When I started investing I wasn’t at all convinced about my ability to beat the market, but I knew that there was a large amount of evidence that retail investors underperformed their benchmarks by large amounts by structurally buying high and selling low. I figured if they are able to underperform by such a wide margin I should be able to do well by just trying to do the opposite. That’s easier said than done, but on a day like “black Monday” I thought that the correct course of action was pretty obvious: buy stuff when you see ridiculous trading activity. I bought, for example, some Retail Holdings – because that is a stock that I know – at ~$16 because someone was selling at any price and no-one was buying. In some ETF’s there were even bigger opportunities, but I was too late to that party.

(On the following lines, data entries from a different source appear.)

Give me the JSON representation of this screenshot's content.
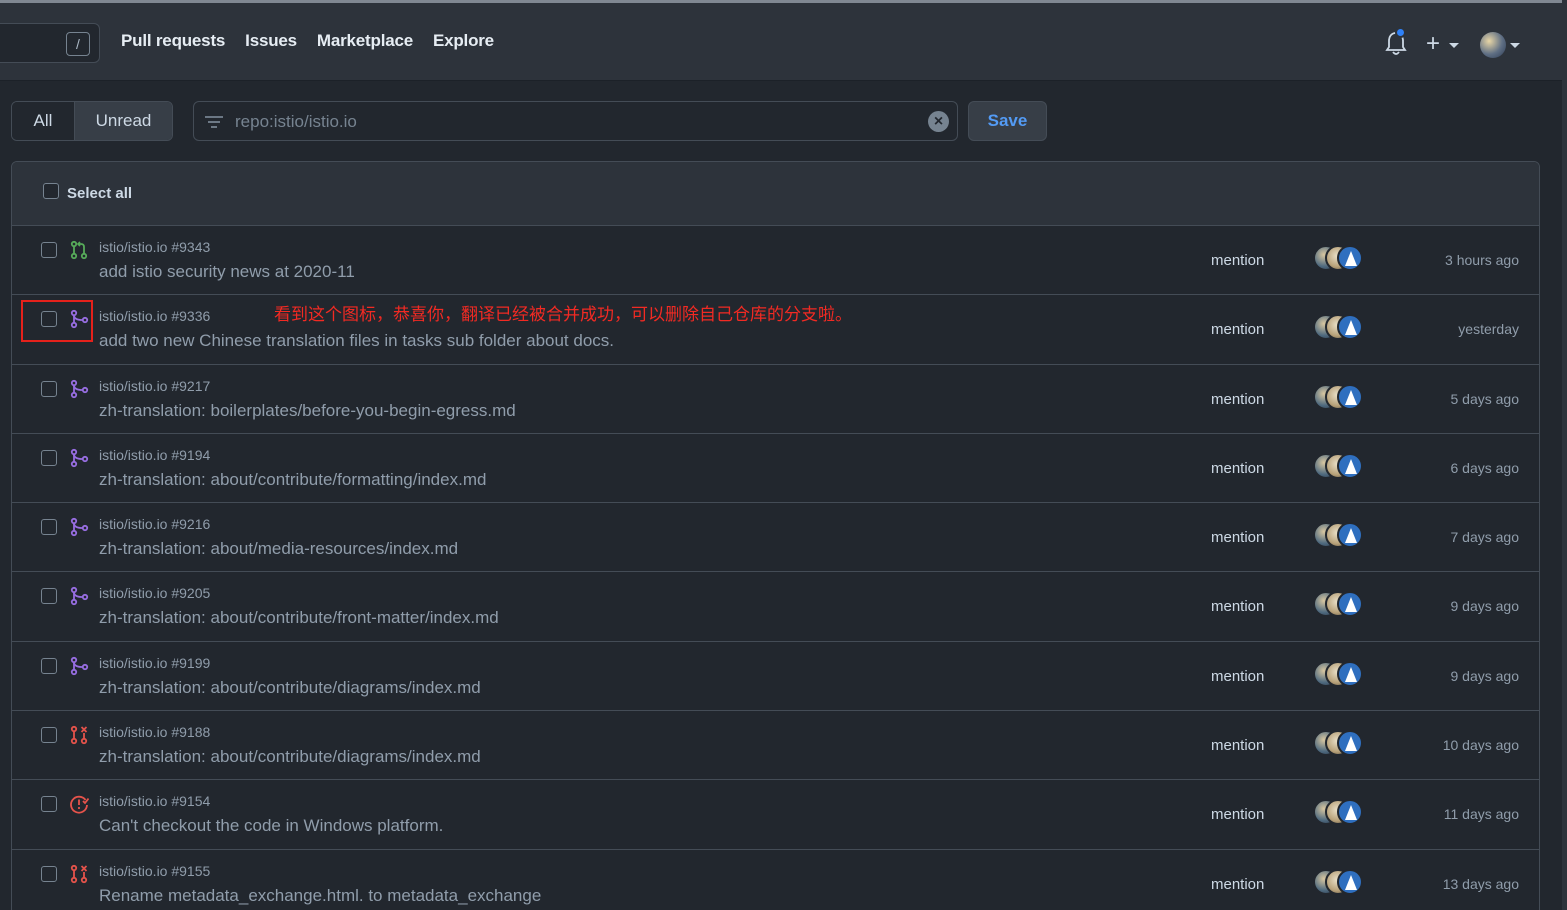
{
  "header": {
    "search_key": "/",
    "nav": [
      "Pull requests",
      "Issues",
      "Marketplace",
      "Explore"
    ],
    "create_plus": "+"
  },
  "filters": {
    "all_label": "All",
    "unread_label": "Unread",
    "query": "repo:istio/istio.io",
    "clear_symbol": "×",
    "save_label": "Save"
  },
  "list": {
    "select_all_label": "Select all",
    "annotation": "看到这个图标，恭喜你，翻译已经被合并成功，可以删除自己仓库的分支啦。",
    "rows": [
      {
        "repo": "istio/istio.io #9343",
        "title": "add istio security news at 2020-11",
        "reason": "mention",
        "time": "3 hours ago",
        "icon": "pull-request-open-icon",
        "color": "#57ab5a"
      },
      {
        "repo": "istio/istio.io #9336",
        "title": "add two new Chinese translation files in tasks sub folder about docs.",
        "reason": "mention",
        "time": "yesterday",
        "icon": "pull-request-merged-icon",
        "color": "#986ee2"
      },
      {
        "repo": "istio/istio.io #9217",
        "title": "zh-translation: boilerplates/before-you-begin-egress.md",
        "reason": "mention",
        "time": "5 days ago",
        "icon": "pull-request-merged-icon",
        "color": "#986ee2"
      },
      {
        "repo": "istio/istio.io #9194",
        "title": "zh-translation: about/contribute/formatting/index.md",
        "reason": "mention",
        "time": "6 days ago",
        "icon": "pull-request-merged-icon",
        "color": "#986ee2"
      },
      {
        "repo": "istio/istio.io #9216",
        "title": "zh-translation: about/media-resources/index.md",
        "reason": "mention",
        "time": "7 days ago",
        "icon": "pull-request-merged-icon",
        "color": "#986ee2"
      },
      {
        "repo": "istio/istio.io #9205",
        "title": "zh-translation: about/contribute/front-matter/index.md",
        "reason": "mention",
        "time": "9 days ago",
        "icon": "pull-request-merged-icon",
        "color": "#986ee2"
      },
      {
        "repo": "istio/istio.io #9199",
        "title": "zh-translation: about/contribute/diagrams/index.md",
        "reason": "mention",
        "time": "9 days ago",
        "icon": "pull-request-merged-icon",
        "color": "#986ee2"
      },
      {
        "repo": "istio/istio.io #9188",
        "title": "zh-translation: about/contribute/diagrams/index.md",
        "reason": "mention",
        "time": "10 days ago",
        "icon": "pull-request-closed-icon",
        "color": "#e5534b"
      },
      {
        "repo": "istio/istio.io #9154",
        "title": "Can't checkout the code in Windows platform.",
        "reason": "mention",
        "time": "11 days ago",
        "icon": "issue-closed-icon",
        "color": "#e5534b"
      },
      {
        "repo": "istio/istio.io #9155",
        "title": "Rename metadata_exchange.html. to metadata_exchange",
        "reason": "mention",
        "time": "13 days ago",
        "icon": "pull-request-closed-icon",
        "color": "#e5534b"
      }
    ]
  },
  "colors": {
    "bg": "#22272e",
    "header_bg": "#2d333b",
    "link_blue": "#539bf5",
    "annotation_red": "#e5211b"
  }
}
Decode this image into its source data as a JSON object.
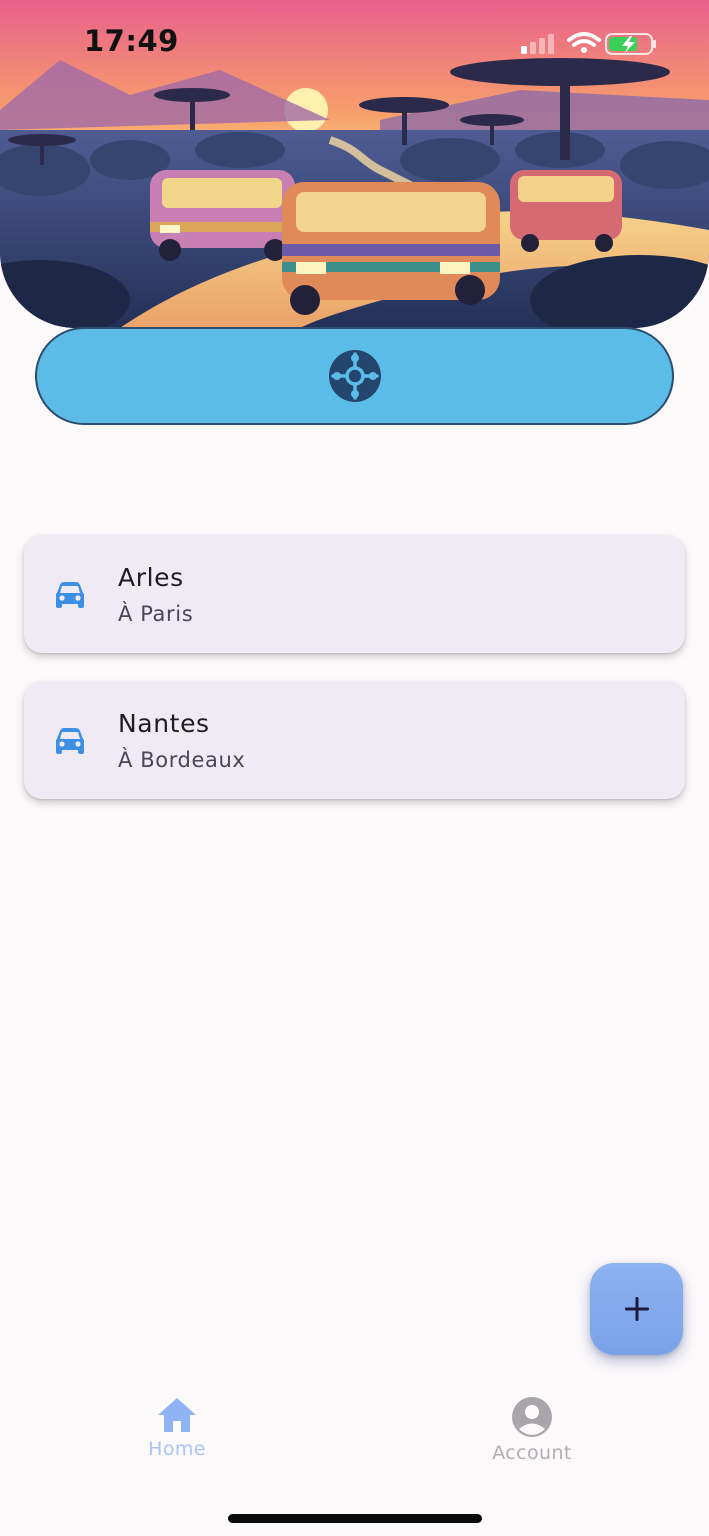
{
  "status_bar": {
    "time": "17:49"
  },
  "hero": {
    "image": "savanna-minibus-illustration"
  },
  "hub_button": {
    "icon": "hub-network-icon",
    "color": "#5bbce8"
  },
  "trips": [
    {
      "title": "Arles",
      "subtitle": "À Paris",
      "icon": "car-icon"
    },
    {
      "title": "Nantes",
      "subtitle": "À Bordeaux",
      "icon": "car-icon"
    }
  ],
  "fab": {
    "label": "+"
  },
  "bottom_nav": {
    "items": [
      {
        "label": "Home",
        "icon": "home-icon",
        "active": true
      },
      {
        "label": "Account",
        "icon": "account-circle-icon",
        "active": false
      }
    ]
  },
  "colors": {
    "accent": "#5bbce8",
    "car_icon": "#3d8fe6",
    "nav_active": "#a9c5f5",
    "nav_inactive": "#b0adb3"
  }
}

There is actually some research that suggests that intelligent investors are better at buying low and selling high. It doesn’t really sound like a surprising result, but it’s not easy to research since your broker usually doesn’t know your IQ. But in Finland nearly every male of draft age is IQ tested, making an interesting paper possible. Especially this graph that shows when people in the 1995-2002 period were buying tech stocks is pretty neat:

Buying/selling in tech stocks during bubble by IQ group

So I think if you are reasonable smart (maybe 120+ IQ?) and have enough time to research strategies and stocks active investment is perhaps worth a shot. I don’t really think that having the right mindset is extremely important because I think that is largely created by having the right knowledge (for example knowing that selling in a panic is almost the worst thing you can do). But I wouldn’t be surprised if many people think differently, and I also wouldn’t be surprised if I’m wrong about this. Anyway, enough rambling. To sum it up; I think that what people should do really depends on their intelligence, education, available time, their personality and probably other factors that I’m missing. There is no strategy that is a good fit for everybody. Indexing isn’t the right strategy for everybody, nor is value investing.

You have to be brutally honest with yourself about what is the right strategy is for you.